Last year Dajka had tried to reach out to another troubled Australian athlete to warn of the perils of being an elite sportsman at such a young age. He warned swimmer Nick D’Arcy - who was arrested for assaulting a teammate in a nightclub last year, was subsequently banned from the Beijing Olympics and this week dumped by the Australian swim team – to be careful in how he dealt with his problems.
"He's a 20-year-old and his dream has been taken away," Dajka said last August of D’Arcy. "I know how he feels.
"My advice to him is not to try and numb the pain, like I did, instead of dealing with the problem. That's how I got into the alcohol and it went from there.
"I would hope swimming can provide help for him. In my case with cycling, I just got booted."
The head of the Australian Olympic Committee, John Coates, said today while Dajka’s death was sad, he believed the sporting body provided adequate support for athletes.
“There is something to pick them up,'' Mr Coates said in Melbourne. “There is a network through the AIS, and all the Australian institutes of sports, that look after athletes on our Olympic team or on scholarship, who have disappointments in events, form that may just be retiring, some people don't handle retiring.
“I would be very certain that would have kicked in through the South Australian Institute of Sport, the AIS and cycling in respect to Jobie.
“It is a very, very sad occurrence obviously ... I don't think you can ever take unknown consequences such as that into account when you are determining how to deal with a situation.”
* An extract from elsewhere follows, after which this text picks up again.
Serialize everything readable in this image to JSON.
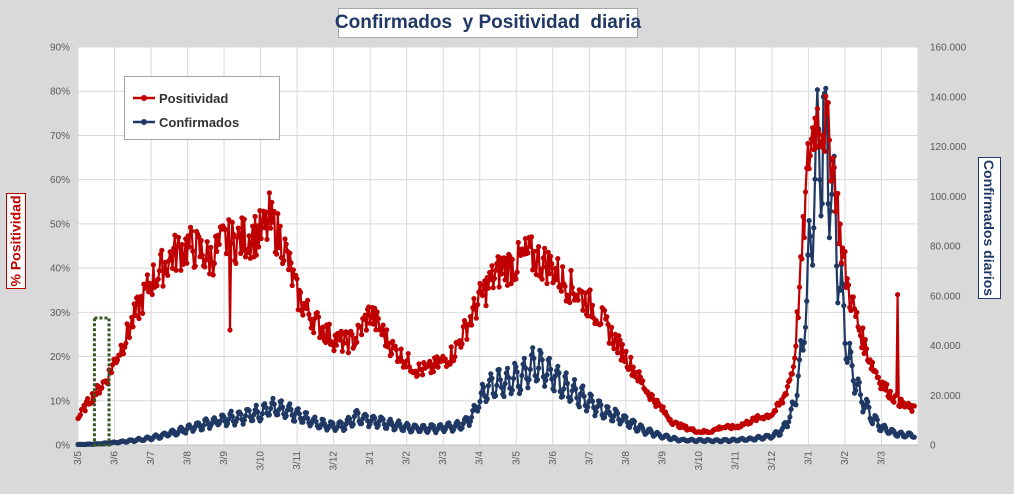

Dajka said last year he hoped to make a comeback and compete at the London Olympics in 2012. Cycling Australia chief executive Graham Fredericks said Dajka had recently begun talking about making a return to the sport.
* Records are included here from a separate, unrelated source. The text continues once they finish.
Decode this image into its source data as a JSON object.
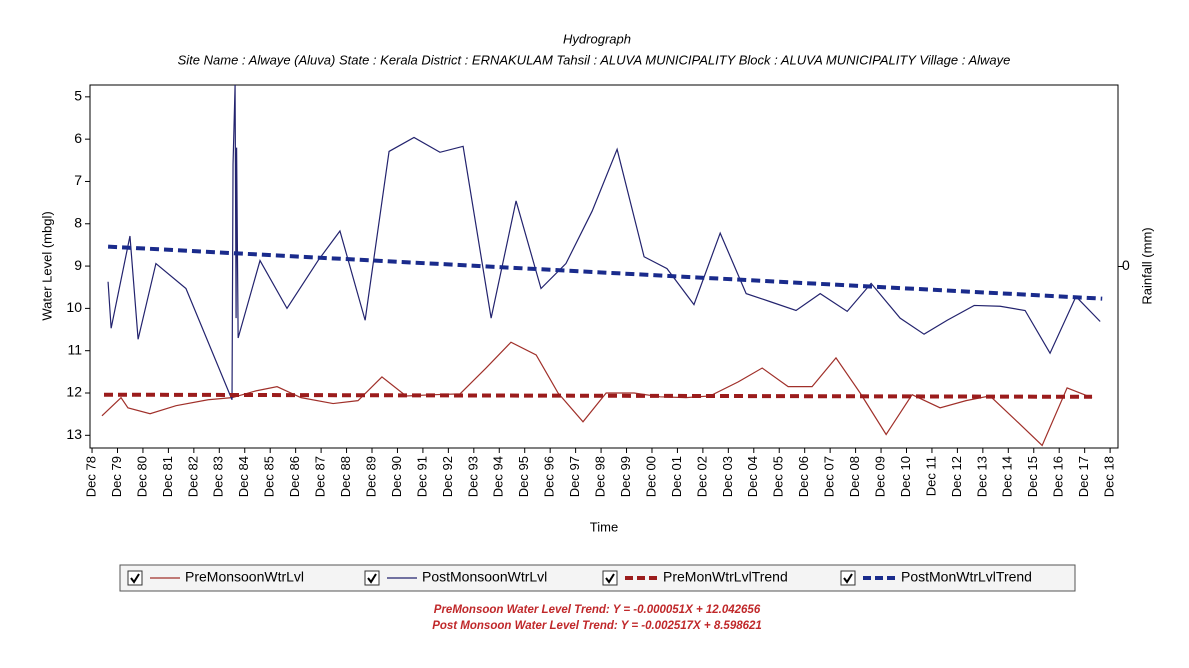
{
  "chart_data": {
    "type": "line",
    "title": "Hydrograph",
    "subtitle": "Site Name : Alwaye (Aluva)  State : Kerala District : ERNAKULAM  Tahsil : ALUVA MUNICIPALITY  Block : ALUVA MUNICIPALITY Village : Alwaye",
    "x_label": "Time",
    "y_label": "Water Level (mbgl)",
    "y2_label": "Rainfall (mm)",
    "y_inverted": true,
    "xlim": [
      1978.92,
      2019.31
    ],
    "xticks": [
      {
        "value": 1979,
        "label": "Dec 78"
      },
      {
        "value": 1980,
        "label": "Dec 79"
      },
      {
        "value": 1981,
        "label": "Dec 80"
      },
      {
        "value": 1982,
        "label": "Dec 81"
      },
      {
        "value": 1983,
        "label": "Dec 82"
      },
      {
        "value": 1984,
        "label": "Dec 83"
      },
      {
        "value": 1985,
        "label": "Dec 84"
      },
      {
        "value": 1986,
        "label": "Dec 85"
      },
      {
        "value": 1987,
        "label": "Dec 86"
      },
      {
        "value": 1988,
        "label": "Dec 87"
      },
      {
        "value": 1989,
        "label": "Dec 88"
      },
      {
        "value": 1990,
        "label": "Dec 89"
      },
      {
        "value": 1991,
        "label": "Dec 90"
      },
      {
        "value": 1992,
        "label": "Dec 91"
      },
      {
        "value": 1993,
        "label": "Dec 92"
      },
      {
        "value": 1994,
        "label": "Dec 93"
      },
      {
        "value": 1995,
        "label": "Dec 94"
      },
      {
        "value": 1996,
        "label": "Dec 95"
      },
      {
        "value": 1997,
        "label": "Dec 96"
      },
      {
        "value": 1998,
        "label": "Dec 97"
      },
      {
        "value": 1999,
        "label": "Dec 98"
      },
      {
        "value": 2000,
        "label": "Dec 99"
      },
      {
        "value": 2001,
        "label": "Dec 00"
      },
      {
        "value": 2002,
        "label": "Dec 01"
      },
      {
        "value": 2003,
        "label": "Dec 02"
      },
      {
        "value": 2004,
        "label": "Dec 03"
      },
      {
        "value": 2005,
        "label": "Dec 04"
      },
      {
        "value": 2006,
        "label": "Dec 05"
      },
      {
        "value": 2007,
        "label": "Dec 06"
      },
      {
        "value": 2008,
        "label": "Dec 07"
      },
      {
        "value": 2009,
        "label": "Dec 08"
      },
      {
        "value": 2010,
        "label": "Dec 09"
      },
      {
        "value": 2011,
        "label": "Dec 10"
      },
      {
        "value": 2012,
        "label": "Dec 11"
      },
      {
        "value": 2013,
        "label": "Dec 12"
      },
      {
        "value": 2014,
        "label": "Dec 13"
      },
      {
        "value": 2015,
        "label": "Dec 14"
      },
      {
        "value": 2016,
        "label": "Dec 15"
      },
      {
        "value": 2017,
        "label": "Dec 16"
      },
      {
        "value": 2018,
        "label": "Dec 17"
      },
      {
        "value": 2019,
        "label": "Dec 18"
      }
    ],
    "ylim": [
      4.72,
      13.3
    ],
    "yticks": [
      5,
      6,
      7,
      8,
      9,
      10,
      11,
      12,
      13
    ],
    "y2lim": [
      -1,
      1
    ],
    "y2ticks": [
      0
    ],
    "series": [
      {
        "name": "PreMonsoonWtrLvl",
        "color": "#a0302a",
        "line_style": "solid",
        "x": [
          1979.39,
          1980.14,
          1980.41,
          1981.28,
          1982.3,
          1983.56,
          1984.5,
          1985.44,
          1986.27,
          1987.21,
          1988.47,
          1989.45,
          1990.39,
          1991.34,
          1992.44,
          1993.46,
          1994.48,
          1995.46,
          1996.45,
          1997.31,
          1998.29,
          1999.2,
          2000.3,
          2001.32,
          2002.34,
          2003.28,
          2004.38,
          2005.33,
          2006.35,
          2007.29,
          2008.23,
          2009.18,
          2010.2,
          2011.22,
          2012.32,
          2013.34,
          2014.28,
          2015.39,
          2016.33,
          2017.31,
          2018.29
        ],
        "values": [
          12.54,
          12.11,
          12.35,
          12.49,
          12.3,
          12.16,
          12.11,
          11.95,
          11.85,
          12.11,
          12.25,
          12.18,
          11.62,
          12.07,
          12.04,
          12.02,
          11.41,
          10.8,
          11.1,
          12.0,
          12.68,
          12.0,
          12.0,
          12.09,
          12.11,
          12.07,
          11.74,
          11.41,
          11.85,
          11.85,
          11.17,
          12.0,
          12.98,
          12.04,
          12.35,
          12.18,
          12.07,
          12.7,
          13.24,
          11.88,
          12.11
        ]
      },
      {
        "name": "PostMonsoonWtrLvl",
        "color": "#23236e",
        "line_style": "solid",
        "x": [
          1979.63,
          1979.75,
          1980.49,
          1980.81,
          1981.51,
          1982.69,
          1984.5,
          1984.54,
          1984.62,
          1984.66,
          1984.68,
          1984.74,
          1985.6,
          1986.66,
          1987.88,
          1988.74,
          1989.73,
          1990.67,
          1991.65,
          1992.67,
          1993.58,
          1994.68,
          1995.66,
          1996.64,
          1997.62,
          1998.65,
          1999.63,
          2000.69,
          2001.59,
          2002.65,
          2003.68,
          2004.7,
          2005.64,
          2006.66,
          2007.61,
          2008.67,
          2009.61,
          2010.75,
          2011.69,
          2012.6,
          2013.66,
          2014.68,
          2015.66,
          2016.64,
          2017.66,
          2018.61
        ],
        "values": [
          9.37,
          10.47,
          8.29,
          10.73,
          8.94,
          9.53,
          12.16,
          6.6,
          4.72,
          10.23,
          6.2,
          10.7,
          8.87,
          10.0,
          8.87,
          8.17,
          10.28,
          6.29,
          5.96,
          6.31,
          6.17,
          10.23,
          7.46,
          9.53,
          8.94,
          7.7,
          6.24,
          8.78,
          9.06,
          9.91,
          8.22,
          9.65,
          9.84,
          10.05,
          9.65,
          10.07,
          9.41,
          10.23,
          10.61,
          10.28,
          9.93,
          9.95,
          10.05,
          11.06,
          9.72,
          10.31
        ]
      },
      {
        "name": "PreMonWtrLvlTrend",
        "color": "#9b1c1c",
        "line_style": "dashed",
        "x": [
          1979.47,
          2018.29
        ],
        "values": [
          12.04,
          12.09
        ]
      },
      {
        "name": "PostMonWtrLvlTrend",
        "color": "#1a2b8c",
        "line_style": "dashed",
        "x": [
          1979.63,
          2018.69
        ],
        "values": [
          8.54,
          9.77
        ]
      }
    ],
    "annotations": [
      "PreMonsoon Water Level Trend: Y = -0.000051X + 12.042656",
      "Post Monsoon Water Level Trend: Y = -0.002517X + 8.598621"
    ]
  }
}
“He was talking in terms of coming back to the sport and asking what hoops he had to jump through,” Mr Fredericks said.
“Because he was an elite athlete, he had to go through a reinstatement process in terms of WADA (World Anti-Doping Agency) protocol and I was probably expecting as the next phone call from him he was to say that ‘Yeah, I'm ready to sign up as a member’.
“So it (his death) came as quite a shock in the last 24 hours.”